Figure \ref{speedup} shows that 
the speedup is satisfactory if the degree is large and $L$
is not large, say, up to 10 under the above envionment.
If OpenXM provides the broadcast and the reduce operations, the cost of 
sending $f_1$, $f_2$ and gathering $F_j$ may be reduced to $O(log_2L)$
and we will obtain better results in such a case.
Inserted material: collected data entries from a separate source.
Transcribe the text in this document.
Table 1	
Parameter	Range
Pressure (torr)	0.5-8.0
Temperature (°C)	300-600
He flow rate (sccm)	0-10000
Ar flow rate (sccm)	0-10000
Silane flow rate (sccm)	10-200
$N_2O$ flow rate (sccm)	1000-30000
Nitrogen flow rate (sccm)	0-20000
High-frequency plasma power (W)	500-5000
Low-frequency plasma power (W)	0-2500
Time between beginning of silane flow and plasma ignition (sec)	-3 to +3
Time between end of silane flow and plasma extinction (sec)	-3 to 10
\subsubsection{Competitive distributed computation by various strategies}

Singular \cite{Singular} implements {\tt MP} interface for distributed
computation and a competitive Gr\"obner basis computation is
illustrated as an example of distributed computation.
Such a distributed computation is also possible on OpenXM.
The following {\tt Risa/Asir} function computes a Gr\"obner basis by
starting the computations simultaneously from the homogenized input and
the input itself.  The client watches the streams by {\tt ox\_select()}
and The result which is returned first is taken. Then the remaining
server is reset.

\begin{verbatim}
/* G:set of polys; V:list of variables */
/* O:type of order; P0,P1: id's of servers */
def dgr(G,V,O,P0,P1)
{
  P = [P0,P1]; /* server list */
  map(ox_reset,P); /* reset servers */
  /* P0 executes non-homogenized computation */
  ox_cmo_rpc(P0,"dp_gr_main",G,V,0,1,O);
  /* P1 executes homogenized computation */
  ox_cmo_rpc(P1,"dp_gr_main",G,V,1,1,O);
  map(ox_push_cmd,P,262); /* 262 = OX_popCMO */
  F = ox_select(P); /* wait for data */
  /* F[0] is a server's id which is ready */
  R = ox_get(F[0]);
  if ( F[0] == P0 ) {
    Win = "nonhomo"; Lose = P1;
  } else {
    Win = "homo"; Lose = P0;
  }
  ox_reset(Lose); /* reset the loser */
  return [Win,R];
}
\end{verbatim}